Но они не вняли нам, —
Будьте же готовы!
 
   Вся баскетбольная команда перекидывала мячи через сетку, специально в нее не попадая и от этого находясь в блаженном идиотизме, что видно было по их смеющимся рожам.
   Кругом царила картина радостного хаоса и какого-то жуткого напряжения, даже ожидания.
   Хорошо, что толстые стены заглушали этот вой, треск, писк, доходящий до ультразвука, но что, если вынесет наружу?! Там, там ведь акулы и кашалоты, касатки, спруты – брр-ра! Профессор даже сжал зубы и сломал вставную челюсть. Он все-таки вынул ее и вдруг остолбенел.
   Во всем хаосе этом, среди всей этой культурной революции только одно существо было спокойно и невозмутимо. Это был служитель. Он сидел – нет, он стоял, – словом, он как-то находился в пространстве и невидящими глазами смотрел вокруг!
   – Что с вами? Вы сошли с ума! Идите сейчас же спать. Я побуду вместо вас, я прослежу за ни… – Профессор услышал сзади позвякивание трезубца и вспомнил, что следить уже, собственно, не за кем, и если <следить, то> уж кто за кем следит!
   – Как вы смели оскорблять животных!
   Боже! Он опять забылся. Какой-то дельфин юркнул к борту, нажал на датчик, и в ту же секунду служитель бросился на профессора, выхватил у него, оторопевшего, из рук челюсть и растоптал ее прямо на глазах на дорожке у бассейна.
   Это категорически воспрещалось, и профессор все понял: они сделали с ним то же, что мы до этого делали с ними. Они вмонтировали в него… Какой ужас! Да и за такой короткий срок исследовали и научились управлять… Кошмар!

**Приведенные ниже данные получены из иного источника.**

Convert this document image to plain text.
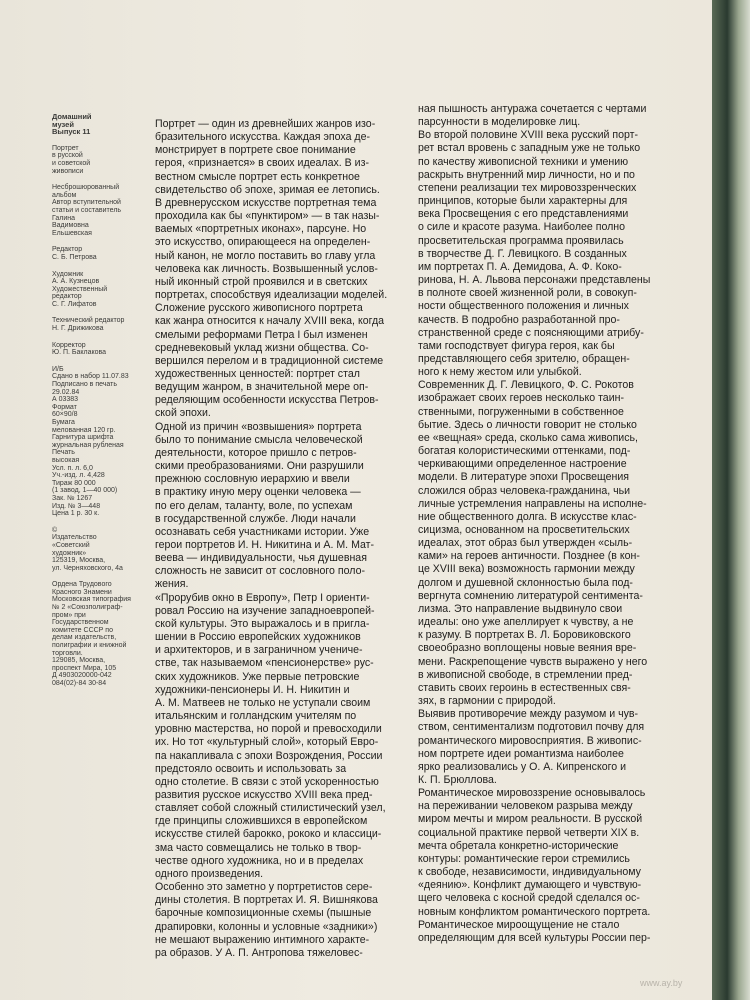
Домашний
музей
Выпуск 11
Портрет
в русской
и советской
живописи
Несброшюрованный
альбом
Автор вступительной
статьи и составитель
Галина
Вадимовна
Ельшевская
Редактор
С. Б. Петрова
Художник
А. А. Кузнецов
Художественный
редактор
С. Г. Лифатов
Технический редактор
Н. Г. Дрижикова
Корректор
Ю. П. Баклакова
И/Б
Сдано в набор 11.07.83
Подписано в печать
29.02.84
А 03383
Формат
60×90/8
Бумага
мелованная 120 гр.
Гарнитура шрифта
журнальная рубленая
Печать
высокая
Усл. п. л. 6,0
Уч.-изд. л. 4,428
Тираж 80 000
(1 завод, 1—40 000)
Зак. № 1267
Изд. № 3—448
Цена 1 р. 30 к.
©
Издательство
«Советский
художник»
125319, Москва,
ул. Черняховского, 4а
Ордена Трудового
Красного Знамени
Московская типография
№ 2 «Союзполиграф-
пром» при
Государственном
комитете СССР по
делам издательств,
полиграфии и книжной
торговли.
129085, Москва,
проспект Мира, 105
Д 4903020000-042
084(02)-84 30-84
Портрет — один из древнейших жанров изо-
бразительного искусства. Каждая эпоха де-
монстрирует в портрете свое понимание
героя, «признается» в своих идеалах. В из-
вестном смысле портрет есть конкретное
свидетельство об эпохе, зримая ее летопись.
В древнерусском искусстве портретная тема
проходила как бы «пунктиром» — в так назы-
ваемых «портретных иконах», парсуне. Но
это искусство, опирающееся на определен-
ный канон, не могло поставить во главу угла
человека как личность. Возвышенный услов-
ный иконный строй проявился и в светских
портретах, способствуя идеализации моделей.
Сложение русского живописного портрета
как жанра относится к началу XVIII века, когда
смелыми реформами Петра I был изменен
средневековый уклад жизни общества. Со-
вершился перелом и в традиционной системе
художественных ценностей: портрет стал
ведущим жанром, в значительной мере оп-
ределяющим особенности искусства Петров-
ской эпохи.
Одной из причин «возвышения» портрета
было то понимание смысла человеческой
деятельности, которое пришло с петров-
скими преобразованиями. Они разрушили
прежнюю сословную иерархию и ввели
в практику иную меру оценки человека —
по его делам, таланту, воле, по успехам
в государственной службе. Люди начали
осознавать себя участниками истории. Уже
герои портретов И. Н. Никитина и А. М. Мат-
веева — индивидуальности, чья душевная
сложность не зависит от сословного поло-
жения.
«Прорубив окно в Европу», Петр I ориенти-
ровал Россию на изучение западноевропей-
ской культуры. Это выражалось и в пригла-
шении в Россию европейских художников
и архитекторов, и в заграничном учениче-
стве, так называемом «пенсионерстве» рус-
ских художников. Уже первые петровские
художники-пенсионеры И. Н. Никитин и
А. М. Матвеев не только не уступали своим
итальянским и голландским учителям по
уровню мастерства, но порой и превосходили
их. Но тот «культурный слой», который Евро-
па накапливала с эпохи Возрождения, России
предстояло освоить и использовать за
одно столетие. В связи с этой ускоренностью
развития русское искусство XVIII века пред-
ставляет собой сложный стилистический узел,
где принципы сложившихся в европейском
искусстве стилей барокко, рококо и классици-
зма часто совмещались не только в твор-
честве одного художника, но и в пределах
одного произведения.
Особенно это заметно у портретистов сере-
дины столетия. В портретах И. Я. Вишнякова
барочные композиционные схемы (пышные
драпировки, колонны и условные «задники»)
не мешают выражению интимного характе-
ра образов. У А. П. Антропова тяжеловес-
ная пышность антуража сочетается с чертами
парсунности в моделировке лиц.
Во второй половине XVIII века русский порт-
рет встал вровень с западным уже не только
по качеству живописной техники и умению
раскрыть внутренний мир личности, но и по
степени реализации тех мировоззренческих
принципов, которые были характерны для
века Просвещения с его представлениями
о силе и красоте разума. Наиболее полно
просветительская программа проявилась
в творчестве Д. Г. Левицкого. В созданных
им портретах П. А. Демидова, А. Ф. Коко-
ринова, Н. А. Львова персонажи представлены
в полноте своей жизненной роли, в совокуп-
ности общественного положения и личных
качеств. В подробно разработанной про-
странственной среде с поясняющими атрибу-
тами господствует фигура героя, как бы
представляющего себя зрителю, обращен-
ного к нему жестом или улыбкой.
Современник Д. Г. Левицкого, Ф. С. Рокотов
изображает своих героев несколько таин-
ственными, погруженными в собственное
бытие. Здесь о личности говорит не столько
ее «вещная» среда, сколько сама живопись,
богатая колористическими оттенками, под-
черкивающими определенное настроение
модели. В литературе эпохи Просвещения
сложился образ человека-гражданина, чьи
личные устремления направлены на исполне-
ние общественного долга. В искусстве клас-
сицизма, основанном на просветительских
идеалах, этот образ был утвержден «сыль-
ками» на героев античности. Позднее (в кон-
це XVIII века) возможность гармонии между
долгом и душевной склонностью была под-
вергнута сомнению литературой сентимента-
лизма. Это направление выдвинуло свои
идеалы: оно уже апеллирует к чувству, а не
к разуму. В портретах В. Л. Боровиковского
своеобразно воплощены новые веяния вре-
мени. Раскрепощение чувств выражено у него
в живописной свободе, в стремлении пред-
ставить своих героинь в естественных свя-
зях, в гармонии с природой.
Выявив противоречие между разумом и чув-
ством, сентиментализм подготовил почву для
романтического мировосприятия. В живопис-
ном портрете идеи романтизма наиболее
ярко реализовались у О. А. Кипренского и
К. П. Брюллова.
Романтическое мировоззрение основывалось
на переживании человеком разрыва между
миром мечты и миром реальности. В русской
социальной практике первой четверти XIX в.
мечта обретала конкретно-исторические
контуры: романтические герои стремились
к свободе, независимости, индивидуальному
«деянию». Конфликт думающего и чувствую-
щего человека с косной средой сделался ос-
новным конфликтом романтического портрета.
Романтическое мироощущение не стало
определяющим для всей культуры России пер-
www.ay.by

   – Да? А почему же это не было кошмаром, когда все было наоборот? – пропищал над ухом тонкий голос, но этот голос показался профессору уже противным. – Ну! Ответьте!
   Он резко обернулся – на уровне его головы стояла морда одного из трех китов (он, конечно, опирался на двух других).
   «Так! Это совсем худо! Эдак они научатся передвигаться по суше!» – машинально подумал профессор.
   – Конечно! И очень скоро! – Голос принадлежал киту.
   «Никогда не думал, что у такого милого животного будет такой противный голос», – опять подумал профессор.
   – Но-но! Советую не шутить. – И кит показал профессору вмонтированный в плавник зуб акулы. – Я уже сделал им довольно много операций, и, заметьте, все успешно и бескровно. Но я могу и ошибиться. – Кит мерзко захихикал, а профессор постарался не отмечать про себя ничего лишнего, только одно напоследок: «Э! Да он еще и телепат».
   – И очень давно. – Кит кашлянул и снял улыбку. А может, и не снял, черт его знает, только он насупился и произнес кому-то внизу: – Хватит! Он все понял, – и тут же с треском исчез.
   – Что вы хотите от меня? – выдохнул профессор.
   – Я уже объяснил вам в довольно доступной форме, – сказал дельфин с трезубцем.
   – Ну хорошо! Так! Господа!..
   – К черту господ! – рявкнул бассейн.
   – Друзья!
   – Долой дружбу ходящих по суше!
   – Но как же к вам обращаться? – профессор растерялся окончательно.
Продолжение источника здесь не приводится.